Anyone calling themselves a “humanitarian progressive” should answer the first question with “suffering alleviation” as the primary goal of such protest. The second question should be even easier to answer (especially for “progressives”): a person is a person, whether white, black or any shade in between. The third question is the most straightforward of all: of course the number of fatalities and those suffering from other forms of serious suffering is an important factor.
The vast majority of contemporary westerners protesting against Israel today fail these three cardinal tests. In short, they are not really progressive but rather what I would call “selective progressive racists.” “Racist” in that skin color does count for them (big time!); “Selective” because they ignore the number of victims, focusing almost exclusively on the perpetrators to the detriment of most any constructive suggestions for alleviating or ending the conflict.
One can understand Palestinians who protest against Israel (even if their case is tendentiously one-sided). But western non-Palestinians supporting their cause are precisely the “selective progressive racists” noted above. Here’s why, based on a mere three examples around the world these very days (unfortunately, one could add several more, but these will suffice).
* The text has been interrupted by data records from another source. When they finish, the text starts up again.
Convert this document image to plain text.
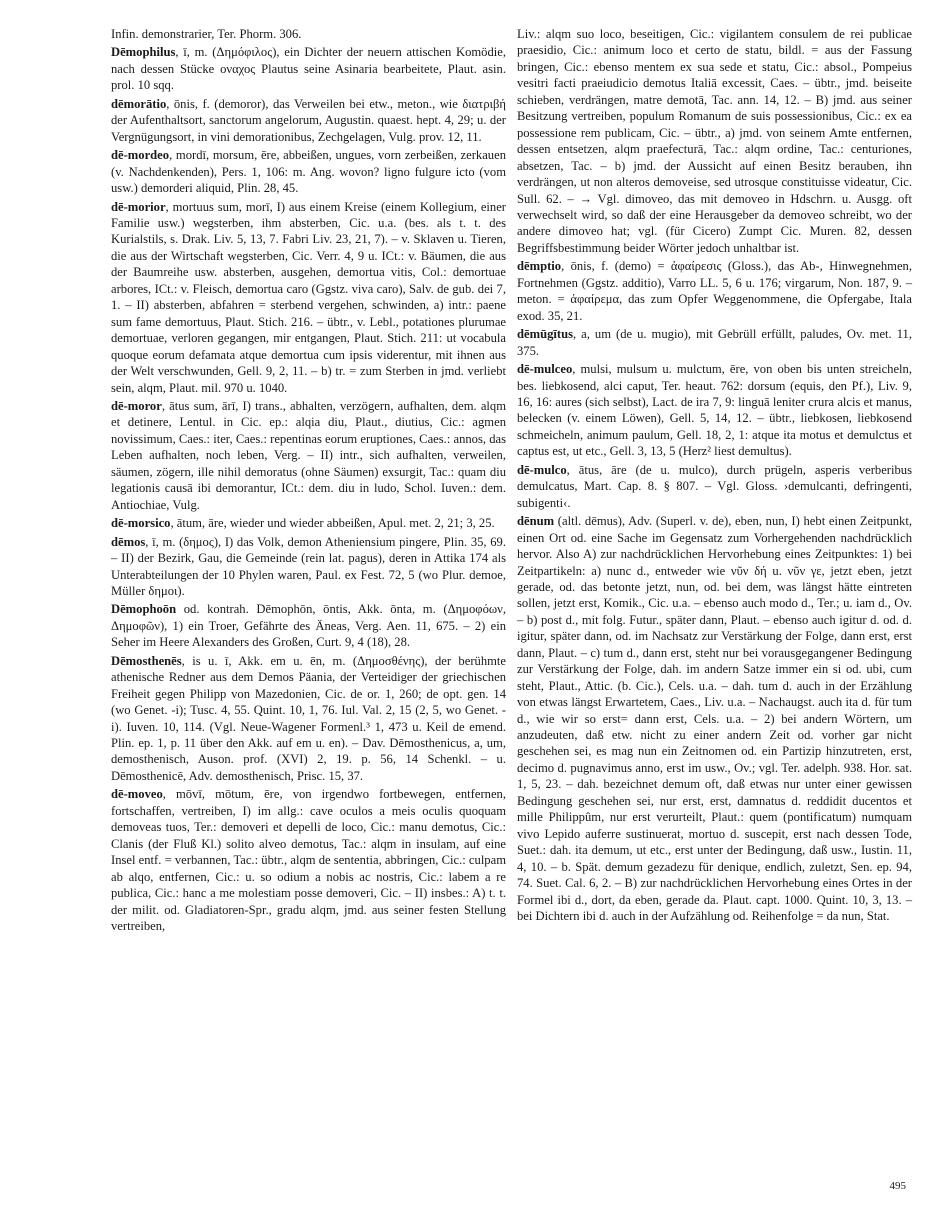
Infin. demonstrarier, Ter. Phorm. 306.

Dēmophilus, ī, m. (Δημόφιλος), ein Dichter der neuern attischen Komödie, nach dessen Stücke οναχος Plautus seine Asinaria bearbeitete, Plaut. asin. prol. 10 sqq.

dēmorātio, ōnis, f. (demoror), das Verweilen bei etw., meton., wie διατριβή der Aufenthaltsort, sanctorum angelorum, Augustin. quaest. hept. 4, 29; u. der Vergnügungsort, in vini demorationibus, Zechgelagen, Vulg. prov. 12, 11.

dē-mordeo, mordī, morsum, ēre, abbeißen, ungues, vorn zerbeißen, zerkauen (v. Nachdenkenden), Pers. 1, 106: m. Ang. wovon? ligno fulgure icto (vom usw.) demorderi aliquid, Plin. 28, 45.

dē-morior, mortuus sum, morī, I) aus einem Kreise (einem Kollegium, einer Familie usw.) wegsterben, ihm absterben, Cic. u.a. (bes. als t. t. des Kurialstils, s. Drak. Liv. 5, 13, 7. Fabri Liv. 23, 21, 7). – v. Sklaven u. Tieren, die aus der Wirtschaft wegsterben, Cic. Verr. 4, 9 u. ICt.: v. Bäumen, die aus der Baumreihe usw. absterben, ausgehen, demortua vitis, Col.: demortuae arbores, ICt.: v. Fleisch, demortua caro (Ggstz. viva caro), Salv. de gub. dei 7, 1. – II) absterben, abfahren = sterbend vergehen, schwinden, a) intr.: paene sum fame demortuus, Plaut. Stich. 216. – übtr., v. Lebl., potationes plurumae demortuae, verloren gegangen, mir entgangen, Plaut. Stich. 211: ut vocabula quoque eorum defamata atque demortua cum ipsis viderentur, mit ihnen aus der Welt verschwunden, Gell. 9, 2, 11. – b) tr. = zum Sterben in jmd. verliebt sein, alqm, Plaut. mil. 970 u. 1040.

dē-moror, ātus sum, ārī, I) trans., abhalten, verzögern, aufhalten, dem. alqm et detinere, Lentul. in Cic. ep.: alqia diu, Plaut., diutius, Cic.: agmen novissimum, Caes.: iter, Caes.: repentinas eorum eruptiones, Caes.: annos, das Leben aufhalten, noch leben, Verg. – II) intr., sich aufhalten, verweilen, säumen, zögern, ille nihil demoratus (ohne Säumen) exsurgit, Tac.: quam diu legationis causā ibi demorantur, ICt.: dem. diu in ludo, Schol. Iuven.: dem. Antiochiae, Vulg.

dē-morsico, ātum, āre, wieder und wieder abbeißen, Apul. met. 2, 21; 3, 25.

dēmos, ī, m. (δημος), I) das Volk, demon Atheniensium pingere, Plin. 35, 69. – II) der Bezirk, Gau, die Gemeinde (rein lat. pagus), deren in Attika 174 als Unterabteilungen der 10 Phylen waren, Paul. ex Fest. 72, 5 (wo Plur. demoe, Müller δημοι).

Dēmophoōn od. kontrah. Dēmophōn, ōntis, Akk. ōnta, m. (Δημοφόων, Δημοφῶν), 1) ein Troer, Gefährte des Äneas, Verg. Aen. 11, 675. – 2) ein Seher im Heere Alexanders des Großen, Curt. 9, 4 (18), 28.

Dēmosthenēs, is u. ī, Akk. em u. ēn, m. (Δημοσθένης), der berühmte athenische Redner aus dem Demos Päania, der Verteidiger der griechischen Freiheit gegen Philipp von Mazedonien, Cic. de or. 1, 260; de opt. gen. 14 (wo Genet. -i); Tusc. 4, 55. Quint. 10, 1, 76. Iul. Val. 2, 15 (2, 5, wo Genet. -i). Iuven. 10, 114. (Vgl. Neue-Wagener Formenl.³ 1, 473 u. Keil de emend. Plin. ep. 1, p. 11 über den Akk. auf em u. en). – Dav. Dēmosthenicus, a, um, demosthenisch, Auson. prof. (XVI) 2, 19. p. 56, 14 Schenkl. – u. Dēmosthenicē, Adv. demosthenisch, Prisc. 15, 37.

dē-moveo, mōvī, mōtum, ēre, von irgendwo fortbewegen, entfernen, fortschaffen, vertreiben, I) im allg.: cave oculos a meis oculis quoquam demoveas tuos, Ter.: demoveri et depelli de loco, Cic.: manu demotus, Cic.: Clanis (der Fluß Kl.) solito alveo demotus, Tac.: alqm in insulam, auf eine Insel entf. = verbannen, Tac.: übtr., alqm de sententia, abbringen, Cic.: culpam ab alqo, entfernen, Cic.: u. so odium a nobis ac nostris, Cic.: labem a re publica, Cic.: hanc a me molestiam posse demoveri, Cic. – II) insbes.: A) t. t. der milit. od. Gladiatoren-Spr., gradu alqm, jmd. aus seiner festen Stellung vertreiben,

Liv.: alqm suo loco, beseitigen, Cic.: vigilantem consulem de rei publicae praesidio, Cic.: animum loco et certo de statu, bildl. = aus der Fassung bringen, Cic.: ebenso mentem ex sua sede et statu, Cic.: absol., Pompeius vesitri facti praeiudicio demotus Italiā excessit, Caes. – übtr., jmd. beiseite schieben, verdrängen, matre demotā, Tac. ann. 14, 12. – B) jmd. aus seiner Besitzung vertreiben, populum Romanum de suis possessionibus, Cic.: ex ea possessione rem publicam, Cic. – übtr., a) jmd. von seinem Amte entfernen, dessen entsetzen, alqm praefecturā, Tac.: alqm ordine, Tac.: centuriones, absetzen, Tac. – b) jmd. der Aussicht auf einen Besitz berauben, ihn verdrängen, ut non alteros demoveise, sed utrosque constituisse videatur, Cic. Sull. 62. – → Vgl. dimoveo, das mit demoveo in Hdschrn. u. Ausgg. oft verwechselt wird, so daß der eine Herausgeber da demoveo schreibt, wo der andere dimoveo hat; vgl. (für Cicero) Zumpt Cic. Muren. 82, dessen Begriffsbestimmung beider Wörter jedoch unhaltbar ist.

dēmptio, ōnis, f. (demo) = ἀφαίρεσις (Gloss.), das Ab-, Hinwegnehmen, Fortnehmen (Ggstz. additio), Varro LL. 5, 6 u. 176; virgarum, Non. 187, 9. – meton. = ἀφαίρεμα, das zum Opfer Weggenommene, die Opfergabe, Itala exod. 35, 21.

dēmūgītus, a, um (de u. mugio), mit Gebrüll erfüllt, paludes, Ov. met. 11, 375.

dē-mulceo, mulsi, mulsum u. mulctum, ēre, von oben bis unten streicheln, bes. liebkosend, alci caput, Ter. heaut. 762: dorsum (equis, den Pf.), Liv. 9, 16, 16: aures (sich selbst), Lact. de ira 7, 9: linguā leniter crura alcis et manus, belecken (v. einem Löwen), Gell. 5, 14, 12. – übtr., liebkosen, liebkosend schmeicheln, animum paulum, Gell. 18, 2, 1: atque ita motus et demulctus et captus est, ut etc., Gell. 3, 13, 5 (Herz² liest demultus).

dē-mulco, ātus, āre (de u. mulco), durch prügeln, asperis verberibus demulcatus, Mart. Cap. 8. § 807. – Vgl. Gloss. ›demulcanti, defringenti, subigenti‹.

dēnum (altl. dēmus), Adv. (Superl. v. de), eben, nun, I) hebt einen Zeitpunkt, einen Ort od. eine Sache im Gegensatz zum Vorhergehenden nachdrücklich hervor. Also A) zur nachdrücklichen Hervorhebung eines Zeitpunktes: 1) bei Zeitpartikeln: a) nunc d., entweder wie νῦν δή u. νῦν γε, jetzt eben, jetzt gerade, od. das betonte jetzt, nun, od. bei dem, was längst hätte eintreten sollen, jetzt erst, Komik., Cic. u.a. – ebenso auch modo d., Ter.; u. iam d., Ov. – b) post d., mit folg. Futur., später dann, Plaut. – ebenso auch igitur d. od. d. igitur, später dann, od. im Nachsatz zur Verstärkung der Folge, dann erst, erst dann, Plaut. – c) tum d., dann erst, steht nur bei vorausgegangener Bedingung zur Verstärkung der Folge, dah. im andern Satze immer ein si od. ubi, cum steht, Plaut., Attic. (b. Cic.), Cels. u.a. – dah. tum d. auch in der Erzählung von etwas längst Erwartetem, Caes., Liv. u.a. – Nachaugst. auch ita d. für tum d., wie wir so erst= dann erst, Cels. u.a. – 2) bei andern Wörtern, um anzudeuten, daß etw. nicht zu einer andern Zeit od. vorher gar nicht geschehen sei, es mag nun ein Zeitnomen od. ein Partizip hinzutreten, erst, decimo d. pugnavimus anno, erst im usw., Ov.; vgl. Ter. adelph. 938. Hor. sat. 1, 5, 23. – dah. bezeichnet demum oft, daß etwas nur unter einer gewissen Bedingung geschehen sei, nur erst, erst, damnatus d. reddidit ducentos et mille Philippûm, nur erst verurteilt, Plaut.: quem (pontificatum) numquam vivo Lepido auferre sustinuerat, mortuo d. suscepit, erst nach dessen Tode, Suet.: dah. ita demum, ut etc., erst unter der Bedingung, daß usw., Iustin. 11, 4, 10. – b. Spät. demum gezadezu für denique, endlich, zuletzt, Sen. ep. 94, 74. Suet. Cal. 6, 2. – B) zur nachdrücklichen Hervorhebung eines Ortes in der Formel ibi d., dort, da eben, gerade da. Plaut. capt. 1000. Quint. 10, 3, 13. – bei Dichtern ibi d. auch in der Aufzählung od. Reihenfolge = da nun, Stat.

495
Sudan is undergoing a humanitarian crisis of monumental proportions, starting a year ago. Airstrikes have hit civilian centers on an ongoing basis; vigilantes (militiamen too) loot neighborhoods. In many regions, hospitals and health services hardly function. Worst of all, thousands of civilians have been killed, including massacres that are clear war crimes. And they might be the lucky ones, as there are numerous eyewitness accounts of rape and other forms of sexual violence. In addition, the UN reports that approximately 19,000,000 (million!) Sudanese children are out of school, among them 3,000,000 malnourished.
Why isn’t food aid arriving? As The Economist recently reported: “Within Sudan, WFP trucks have been blocked, hijacked, attacked, looted and detained. Outside Sudan, makeshift camps are swollen with hungry and sick arrivals — but there’s no money to feed them.”
All this sounds like what protesters are throwing at Israel – but in staggeringly higher numbers of dead and starving. Yet not a peep is heard from the world’s “progressives.” Black lives matter? Yes, but for them only in America.
Next, let’s jump across the world – to Myanmar, the most violent war in the world today, with an estimated 50,000 dead since the military coup in 2021, and over two million displaced. Most of this is due to the military junta’s blanket use of air strikes and shelling of mostly civilian targets.
Here too one would be hard pressed to find any “progressive” protests against the illegitimate and ruthless Myanmar military government. If overseas black lives don’t matter, then brown lives to them matter even less.
Finally, back to Africa. This time we’re dealing with past and present. Since the turn of the millennium, the Ethiopian conflict has led to more than 500,000 dead soldiers and around 350,000 civilian fatalities – probably the deadliest conflict in decades anywhere in the world. Here too the fighters took part in numerous atrocities in general and sexual violence specifically. That war “ended” a year and a half ago, but has now started up again (somewhat different combatants). According to the UN, close to 30,000,000 people now require emergency food aid – and if that doesn’t arrive soon, many will be starving in the near future.
Have you seen any protests at Harvard or Columbia (et al) regarding such mind-boggling suffering? Of course not – those involve “blacks” without American citizenship. Moreover, it isn’t clear which group is the perpetrator and which the victim. So without a clear “evil (colonialist?) persecutor” to go after, why bother helping the victims?
When one realizes the disparity between the number of Gazan fatalities (a bit over 30,000 if the Hamas-based numbers can be believed – not to mention that at least 10,000 of these are the terrorist militants themselves), and the humongous numbers around the globe noted above, it becomes clear that even if antisemitism is not driving most of the pro-Palestinian protesters, subtle “progressive racism” is certainly a factor in singling out Israel when the devastation and humanitarian crises are far worse elsewhere.
Israelis are racist? The protesters should look in the mirror. Their avoidance of the greatest political-human tragedies in the world today constitutes the real racism here.